Allah için söyleyin, (...) devlet başkanlarının kilisede (İncil üzerine) yemin etmelerinin yasaklanmasını isteyen bir Hristiyan duydunuz mu?

Kiliselerden Hristiyanların haç takmalarını yasaklamasını isteyen bir Hristiyan duydunuz mu?

Şahsen ben duymadım!

Fakat

Komşuları rahatsız ediyor diye ezanın yasaklanmasını isteyen sözde Müslümanlar duydum!

Gericiliktir irticadır diye başörtüsünün yasaklanmasını isteyen sözde Müslümanlar duydum!

Terör simgesidir diye sakal bırakmanın yasaklanmasını isteyen sözde Müslümanlar duydum!

Kuran ayetleriyle amel edilmesinin yasaklanmasını isteyen sözde Müslümanlar da duydum!

Cemaati az diye cami kapatılmasını isteyen Müslüman da duydum!

Şiddeti teşvik ediyor diye sahabenin hayat hikâyelerinin kitaplardan çıkartılmasını isteyen Müslüman da duydum!

Müslümanları ve gayr-i Müslimleri, Müslüman bir devlete ambargo uygulama ve o devletin halkını açlığa mahkûm etme çağrısında bulunan sözde Müslümanlar duydum!

Müslüman görünüp dinin devletten tamamıyla ayrılmasını, örtü ve cilbab gibi İslami tesettür sembollerinin yasaklanmasını isteyen sözde Müslümanlar da duydum!"

Bizim yıllarca duyduğumuzu Ürdünlü Hanım yazar yeni duyuyor demek ki.

Bir bakıma haklı.

Çünkü Arap dünyasında farklı fikirler ve siyasi görüşler bulunmasına rağmen yazarın şimdilerde duyduğu sözler pek işitilmemişti!

Öyle ki laiklerle birlikte darbe yapan General Sisi'nin yazdırdığı anayasada bile İslam Şeriatının teşri kaynağı olduğu kayıt altına alınmıştır.

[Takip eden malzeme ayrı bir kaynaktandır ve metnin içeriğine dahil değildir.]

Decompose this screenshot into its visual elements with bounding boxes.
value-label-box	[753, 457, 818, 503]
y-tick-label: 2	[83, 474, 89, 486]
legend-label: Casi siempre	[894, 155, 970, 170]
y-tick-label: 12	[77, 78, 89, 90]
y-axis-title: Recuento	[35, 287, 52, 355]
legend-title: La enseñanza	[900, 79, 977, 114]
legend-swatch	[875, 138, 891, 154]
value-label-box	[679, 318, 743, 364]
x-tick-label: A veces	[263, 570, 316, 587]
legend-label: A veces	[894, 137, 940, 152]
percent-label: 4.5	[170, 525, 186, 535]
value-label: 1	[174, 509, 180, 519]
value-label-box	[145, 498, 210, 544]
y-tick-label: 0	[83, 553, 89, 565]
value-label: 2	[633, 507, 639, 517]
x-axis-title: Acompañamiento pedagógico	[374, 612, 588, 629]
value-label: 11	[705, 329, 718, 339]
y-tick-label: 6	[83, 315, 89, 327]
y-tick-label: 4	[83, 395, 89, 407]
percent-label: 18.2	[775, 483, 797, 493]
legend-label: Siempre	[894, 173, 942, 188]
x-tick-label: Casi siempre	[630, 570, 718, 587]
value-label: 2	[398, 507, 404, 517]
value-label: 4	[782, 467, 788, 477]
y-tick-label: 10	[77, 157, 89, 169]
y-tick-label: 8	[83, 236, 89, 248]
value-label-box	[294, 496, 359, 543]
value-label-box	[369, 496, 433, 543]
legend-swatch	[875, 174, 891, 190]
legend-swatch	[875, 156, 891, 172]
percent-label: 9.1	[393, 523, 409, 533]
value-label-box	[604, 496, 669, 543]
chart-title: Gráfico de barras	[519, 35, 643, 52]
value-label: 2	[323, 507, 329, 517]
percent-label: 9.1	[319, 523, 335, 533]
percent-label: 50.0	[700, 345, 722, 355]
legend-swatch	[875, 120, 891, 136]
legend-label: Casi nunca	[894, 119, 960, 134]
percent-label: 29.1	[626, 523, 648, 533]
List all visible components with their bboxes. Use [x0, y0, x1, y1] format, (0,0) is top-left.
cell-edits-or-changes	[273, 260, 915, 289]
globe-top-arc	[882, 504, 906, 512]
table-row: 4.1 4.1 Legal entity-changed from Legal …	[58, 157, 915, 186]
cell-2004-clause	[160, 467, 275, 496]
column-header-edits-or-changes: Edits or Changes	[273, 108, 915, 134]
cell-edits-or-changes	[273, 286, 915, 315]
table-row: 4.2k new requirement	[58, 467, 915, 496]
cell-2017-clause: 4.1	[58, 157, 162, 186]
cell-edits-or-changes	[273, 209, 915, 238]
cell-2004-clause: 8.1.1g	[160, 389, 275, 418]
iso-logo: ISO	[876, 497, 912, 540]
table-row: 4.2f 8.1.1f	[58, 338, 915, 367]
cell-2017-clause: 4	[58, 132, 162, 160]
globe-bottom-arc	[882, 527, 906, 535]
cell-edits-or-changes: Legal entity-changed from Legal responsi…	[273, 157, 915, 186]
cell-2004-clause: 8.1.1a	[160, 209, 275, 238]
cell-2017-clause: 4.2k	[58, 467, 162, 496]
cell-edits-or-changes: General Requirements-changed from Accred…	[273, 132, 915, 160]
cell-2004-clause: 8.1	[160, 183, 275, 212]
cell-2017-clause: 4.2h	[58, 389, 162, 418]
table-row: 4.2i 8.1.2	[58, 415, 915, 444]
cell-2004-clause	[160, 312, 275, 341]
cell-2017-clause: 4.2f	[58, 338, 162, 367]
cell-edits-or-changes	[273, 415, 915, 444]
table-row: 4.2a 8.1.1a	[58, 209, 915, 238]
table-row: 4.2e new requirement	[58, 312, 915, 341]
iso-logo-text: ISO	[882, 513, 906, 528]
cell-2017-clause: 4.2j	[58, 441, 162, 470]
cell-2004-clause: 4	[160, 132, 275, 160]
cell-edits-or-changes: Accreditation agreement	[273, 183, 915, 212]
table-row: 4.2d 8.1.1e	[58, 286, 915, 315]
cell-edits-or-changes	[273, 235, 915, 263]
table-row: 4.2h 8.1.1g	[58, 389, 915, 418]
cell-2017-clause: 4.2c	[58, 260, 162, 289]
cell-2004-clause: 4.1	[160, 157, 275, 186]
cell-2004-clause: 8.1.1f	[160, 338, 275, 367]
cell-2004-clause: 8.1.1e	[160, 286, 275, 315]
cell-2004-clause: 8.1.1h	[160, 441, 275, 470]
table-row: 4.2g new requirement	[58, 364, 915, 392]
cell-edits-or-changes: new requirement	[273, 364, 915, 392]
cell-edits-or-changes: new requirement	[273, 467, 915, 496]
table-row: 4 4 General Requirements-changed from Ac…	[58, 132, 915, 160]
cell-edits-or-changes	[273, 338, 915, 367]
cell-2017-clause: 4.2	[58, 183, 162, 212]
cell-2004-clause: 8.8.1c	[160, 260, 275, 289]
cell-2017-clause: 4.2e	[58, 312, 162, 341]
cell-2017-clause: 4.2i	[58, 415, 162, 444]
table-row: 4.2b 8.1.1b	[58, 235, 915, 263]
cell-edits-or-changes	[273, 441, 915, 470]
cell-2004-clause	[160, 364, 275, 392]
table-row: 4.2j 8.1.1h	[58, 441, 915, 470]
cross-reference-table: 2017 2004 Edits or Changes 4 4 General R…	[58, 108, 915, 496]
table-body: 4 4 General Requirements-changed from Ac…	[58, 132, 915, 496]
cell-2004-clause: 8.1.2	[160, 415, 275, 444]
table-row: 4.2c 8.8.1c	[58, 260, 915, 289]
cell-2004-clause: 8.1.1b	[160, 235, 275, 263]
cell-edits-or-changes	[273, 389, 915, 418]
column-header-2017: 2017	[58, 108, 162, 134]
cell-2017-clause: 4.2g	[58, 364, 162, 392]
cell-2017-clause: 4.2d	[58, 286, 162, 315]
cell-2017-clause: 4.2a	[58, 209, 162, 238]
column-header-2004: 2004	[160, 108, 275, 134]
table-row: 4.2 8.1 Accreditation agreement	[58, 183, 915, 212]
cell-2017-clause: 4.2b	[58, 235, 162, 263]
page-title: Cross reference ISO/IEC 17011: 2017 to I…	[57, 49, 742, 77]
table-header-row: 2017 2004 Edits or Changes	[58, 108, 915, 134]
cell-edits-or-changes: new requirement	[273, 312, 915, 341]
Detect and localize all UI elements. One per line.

Anayasa mahkemesinin onayı şartına bağlayarak bir açık kapı bırakılmıştır ama ortakları laik bile olsa İslam'a alenen tavır alma cesareti yoktur o dünyada!

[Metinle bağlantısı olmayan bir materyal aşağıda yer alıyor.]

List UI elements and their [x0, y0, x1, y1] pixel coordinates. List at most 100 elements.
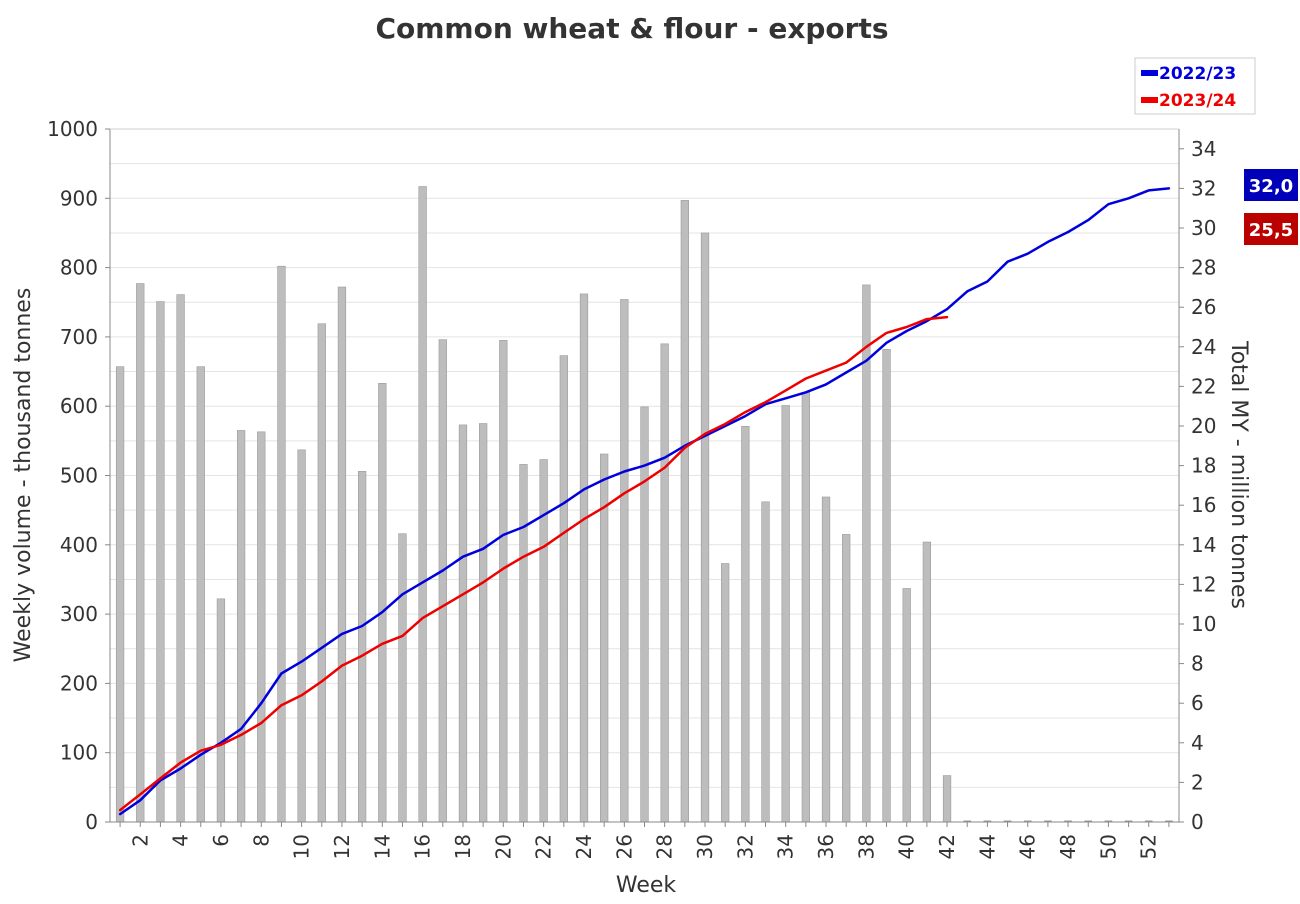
bar-week-1 [115, 366, 125, 823]
tick-labels: 0100200300400500600700800900100002468101… [47, 117, 1216, 859]
bar-week-34 [781, 405, 790, 823]
left-tick-label: 400 [60, 533, 98, 557]
right-tick-label: 4 [1191, 731, 1204, 755]
right-tick-label: 18 [1191, 454, 1216, 478]
left-tick-label: 600 [60, 394, 98, 418]
series-line-2022-23 [118, 187, 1171, 816]
bar-week-11 [317, 323, 326, 823]
x-tick-label: 48 [1056, 834, 1080, 859]
left-tick-label: 700 [60, 325, 98, 349]
x-tick-label: 32 [733, 834, 757, 859]
legend-label: 2023/24 [1159, 91, 1236, 111]
bar-week-31 [721, 563, 730, 823]
bar-week-3 [156, 301, 165, 823]
bar-week-28 [660, 343, 669, 823]
right-tick-label: 0 [1191, 810, 1204, 834]
right-tick-label: 20 [1191, 414, 1216, 438]
right-tick-label: 2 [1191, 770, 1204, 794]
legend-box [1134, 57, 1256, 115]
bar-week-21 [519, 464, 528, 823]
series-lines [118, 187, 1171, 816]
bar-week-26 [620, 299, 629, 823]
x-tick-label: 22 [532, 834, 556, 859]
x-tick-label: 34 [774, 834, 798, 859]
bar-week-37 [842, 534, 851, 823]
bar-week-29 [680, 200, 689, 823]
bar-week-13 [357, 471, 367, 823]
chart-title: Common wheat & flour - exports [375, 12, 888, 45]
bar-week-14 [378, 383, 387, 823]
legend-swatch [1141, 70, 1158, 76]
bar-week-27 [640, 406, 649, 823]
right-tick-label: 14 [1191, 533, 1216, 557]
left-y-axis-label: Weekly volume - thousand tonnes [11, 288, 36, 663]
right-tick-label: 34 [1191, 137, 1216, 161]
x-tick-label: 24 [572, 834, 596, 859]
right-tick-label: 28 [1191, 256, 1216, 280]
x-tick-label: 38 [854, 834, 878, 859]
bar-week-6 [216, 598, 226, 823]
right-tick-label: 8 [1191, 652, 1204, 676]
callout-label: 25,5 [1249, 220, 1293, 241]
bar-week-35 [801, 392, 810, 823]
bar-week-23 [559, 355, 568, 823]
right-tick-label: 30 [1191, 216, 1216, 240]
weekly-bars [115, 186, 1173, 823]
x-tick-label: 8 [249, 834, 273, 847]
x-tick-label: 40 [895, 834, 919, 859]
bar-week-38 [862, 284, 871, 823]
bar-week-8 [257, 431, 266, 823]
x-tick-label: 6 [209, 834, 233, 847]
x-tick-label: 10 [290, 834, 314, 859]
right-tick-label: 6 [1191, 691, 1204, 715]
bar-week-39 [882, 349, 891, 823]
x-tick-label: 12 [330, 834, 354, 859]
bar-week-42 [942, 775, 952, 823]
bar-week-18 [458, 424, 468, 823]
left-tick-label: 100 [60, 741, 98, 765]
right-y-axis-label: Total MY - million tonnes [1226, 340, 1251, 609]
end-value-callouts: 32,0 25,5 [1244, 169, 1298, 245]
callout-box [1244, 213, 1298, 245]
left-tick-label: 800 [60, 256, 98, 280]
x-tick-label: 52 [1137, 834, 1161, 859]
right-tick-label: 26 [1191, 295, 1216, 319]
callout-box [1244, 169, 1298, 201]
x-tick-label: 46 [1016, 834, 1040, 859]
right-tick-label: 10 [1191, 612, 1216, 636]
bar-week-7 [236, 430, 246, 823]
x-axis-label: Week [616, 873, 677, 898]
x-tick-label: 44 [975, 834, 999, 859]
x-tick-label: 26 [612, 834, 636, 859]
x-tick-label: 2 [128, 834, 152, 847]
bar-week-9 [277, 265, 286, 823]
x-tick-label: 30 [693, 834, 717, 859]
bar-week-19 [479, 423, 488, 823]
x-tick-label: 14 [370, 834, 394, 859]
bar-week-24 [579, 293, 589, 823]
legend-label: 2022/23 [1159, 64, 1236, 84]
bar-week-30 [700, 232, 710, 823]
right-tick-label: 22 [1191, 374, 1216, 398]
left-tick-label: 1000 [47, 117, 98, 141]
axes [105, 128, 1184, 827]
right-tick-label: 16 [1191, 493, 1216, 517]
left-tick-label: 900 [60, 186, 98, 210]
callout-label: 32,0 [1249, 176, 1293, 197]
x-tick-label: 18 [451, 834, 475, 859]
bar-week-15 [398, 533, 407, 823]
x-tick-label: 16 [411, 834, 435, 859]
left-tick-label: 500 [60, 464, 98, 488]
bar-week-17 [438, 339, 447, 823]
bar-week-12 [337, 286, 347, 823]
x-tick-label: 36 [814, 834, 838, 859]
legend: 2022/23 2023/24 [1134, 57, 1256, 115]
x-tick-label: 4 [169, 834, 193, 847]
bar-week-4 [176, 294, 185, 823]
right-tick-label: 12 [1191, 572, 1216, 596]
left-tick-label: 0 [85, 810, 98, 834]
bar-week-16 [418, 186, 427, 823]
legend-swatch [1141, 97, 1158, 103]
right-tick-label: 24 [1191, 335, 1216, 359]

Onun için Ürdünlü yazar şaşkınlığını gizleyemiyor!

Henüz LGBT'nin sapkınlık propagandası oralarda başını çıkaramadığı için yazar onları duymamış!

Oysa dünyadaki ve İslam âlemindeki sekülerleşmeden Ortadoğu da nasibi alıyor!

Hem de çok radikal bir şekilde!

Türkiye, Ürdünlü yazarın şaşkınlıkla karşıladığı hususlarda normalleşme yoluna girmiştir. Ancak fitne bu sefer aileyi ve yeni nesilleri hedefine koyduğu için tehlike daha büyüktür.

Başkan Erdoğan tehlikenin farkında olduğu için de aileyi koruma konusunu sık sık dillendiriyor.

O yüzen de aileyi koruyacak anayasa değişikliğinin meclise sunulması aciliyet kesbediyor!

Önce anayasa değişikliği, sonra da mevzuattaki aileyi tehdit eden unsurların teker teker ayıklanması meclisin önceliği olmalıdır!

Enflasyon kadar hatta ondan daha önemlidir!